“Demokrasi dalam Pembelajaran Matematika”
Satu
hal yang telah menarik perhatian saya terhadap artikel di atas adalah berkenaan
dengan masalah sistem belajar dan mengajar dalam matematika. Dari sudut pandang
ini, saya telah menitikberatkan terhadap bagaimana cara sistem tersebut
berjalan. Oleh karena itu, saya menyebut refleksi artikel tersebut sebagai “Demokrasi dalam
Pembelajaran Matematika”.
Demokrasi berasal terdiri dari kata demos (rakyat) dan kratein (pemerintah). Dengan demikian, demokrasi berarti rakyat
yang memerintah. Itu adalah ketika kita berbicara demokrasi secara umum, dalam
konteks pemerintahan. Sedangkan di sini kita akan menganalogikan sistem
pembelajaran matematika melalui sistem demokrasi. Ketika berbicara tentang
sistem, maka akan terdapat berbagai komponen yang saling berinteraksi untuk
mewujudkan tujuan sistem itu sendiri. Komponen pembelajaran, antara lain adalah
guru, siswa, metode, dan materi. Semua itu akan bekerja sama untuk mewujudkan
tujuan pembelajaran. Sedangkan tujuan pembelajaran diprioritaskan kepada diri
siswa. Melalui pembelajaran siswa diharapkan paham terhadap materi, mampu untuk
mengaplikasikan materi, serta dapat mengimprovisasi kemampuan melalui materi
yang ia dapatkan. Untuk mencapai itu semua, tidak dapat dilakukan melalui
pembelajaran satu arah – dari guru ke siswa saja.

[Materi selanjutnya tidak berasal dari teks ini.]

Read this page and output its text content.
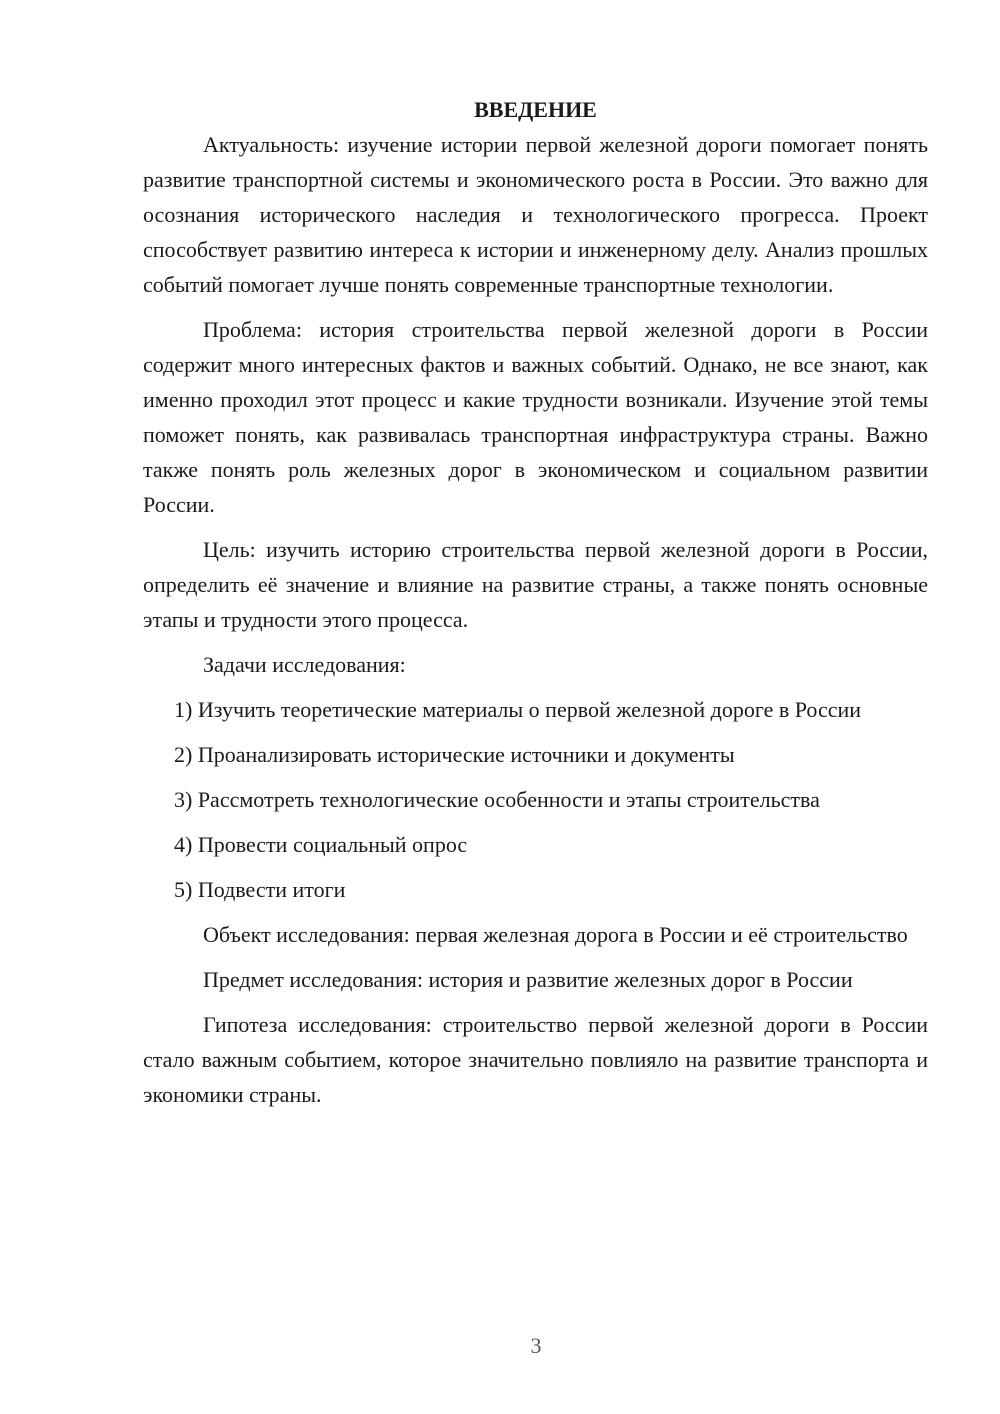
ВВЕДЕНИЕ

Актуальность: изучение истории первой железной дороги помогает понять развитие транспортной системы и экономического роста в России. Это важно для осознания исторического наследия и технологического прогресса. Проект способствует развитию интереса к истории и инженерному делу. Анализ прошлых событий помогает лучше понять современные транспортные технологии.

Проблема: история строительства первой железной дороги в России содержит много интересных фактов и важных событий. Однако, не все знают, как именно проходил этот процесс и какие трудности возникали. Изучение этой темы поможет понять, как развивалась транспортная инфраструктура страны. Важно также понять роль железных дорог в экономическом и социальном развитии России.

Цель: изучить историю строительства первой железной дороги в России, определить её значение и влияние на развитие страны, а также понять основные этапы и трудности этого процесса.

Задачи исследования:

1) Изучить теоретические материалы о первой железной дороге в России

2) Проанализировать исторические источники и документы

3) Рассмотреть технологические особенности и этапы строительства

4) Провести социальный опрос

5) Подвести итоги

Объект исследования: первая железная дорога в России и её строительство

Предмет исследования: история и развитие железных дорог в России

Гипотеза исследования: строительство первой железной дороги в России стало важным событием, которое значительно повлияло на развитие транспорта и экономики страны.

3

Dari siswa, oleh siswa, dan untuk
siswa. Peran utama dalam
pembelajaran matematika adalah siswa. Guru bukanlah masinis yang memutuskan mau
dibawa ke mana kereta itu berjalan. Namun, guru adalah fasilitator siswa untuk
mencapai tujuan pembelajaran. Ki Hajar Dewantara telah memberikan wejangan dalam
kaitannya dengan hal ini. Ing ngarso sung tuladha, dari depan
memberikan contoh teladan yang baik. Contoh tidak hanya berkaitan dengan knowledge atau kognitif saja, yang tentu
dalam implementasinya haruslah memberdayakan adanya siswa. Seorang guru haruslah
membuat siswa tetap aktif, tidak hanya mendengar guru berbicara atau tidak
hanya melihat guru memberikan contoh. Namun, siswa diberikan kesempatan untuk
ikut terlibat sebagai subjek pembelajaran. Di sisi lain, contoh sikap dan tutur
kata yang baik akan sangat berimbas terhadap penerimaan siswa akan guru yang
sedang mengajarnya. Bagaimana guru itu menghargai siswa melalui segala sikap
dan tutur katanya dan bagaimana guru mampu untuk tidak merasa bahwa dia adalah
yang paling benar dalam hal pengelolaan pembelajaran khusunya pembelajaran
matematika.
Ing madya mangun karsa, dari samping memberikan motivasi. Matematika
dipandang oleh mayoritas siswa adalah mata pelajaran yang sulit. Seorang guru
matematika haruslah mengubah cara pandang siswanya terhadap hal ini. Melalui metode
inovatif pembelajaran matematika, kesan sulit akan memudar. Aliran konservatif
yang dianut secara kaku dalam pembelajaran matematika dengan cara memberikan
siswa banyak rumus, soal, catatan, dan banyak duduk di kelas akan mendukung tumbuh
kembangnya persepsi sulit pelajaran matematika. Apersepsi serta motivasi di
awal pembelajaran maupun dalam proses pembelajaran sangatlah penting untuk
tetap menjaga konsentrasi dan semangat siswa dalam belajar matematika. Selain
itu, reward yang bersifat mendidik
juga perlu diberikan kepada siswa secara pas dan tidak berlebihan.
Tut wuri handayani, dari belakang memberikan dorongan. Tingkat
kecerdasan matematika dalam satu kelas tidaklah sama. Tidak jarang terjadi
kesenjangan pola pikir siswa, karena setiap individu itu pasti memiliki
perbedaan. Oleh karena itu, seorang guru dituntut untuk adil dan bijak dalam
pengelolaan pembelajaran matematika. Metode inovatif dapat membantu peran guru
dalam kaitannya mendorong seluruh siswanya untuk menumbuhkan sikap giat, aktif,
dan terampil dalam pembelajaran matematika.
Sistem
pembelajaran adalah dunia siswa. Tempat di mana siswa terlibat dalam proses menumbuhkan
dan mengembangkan kecerdasan kognitif, afektif, dan psikomotorik secara sadar dari
dalam dirinya sendiri. Proses ini didukung oleh seorang guru melalui peranannya
sebagai fasilitator tumbuh dan berkembangnya pola pikir dan potensi siswa.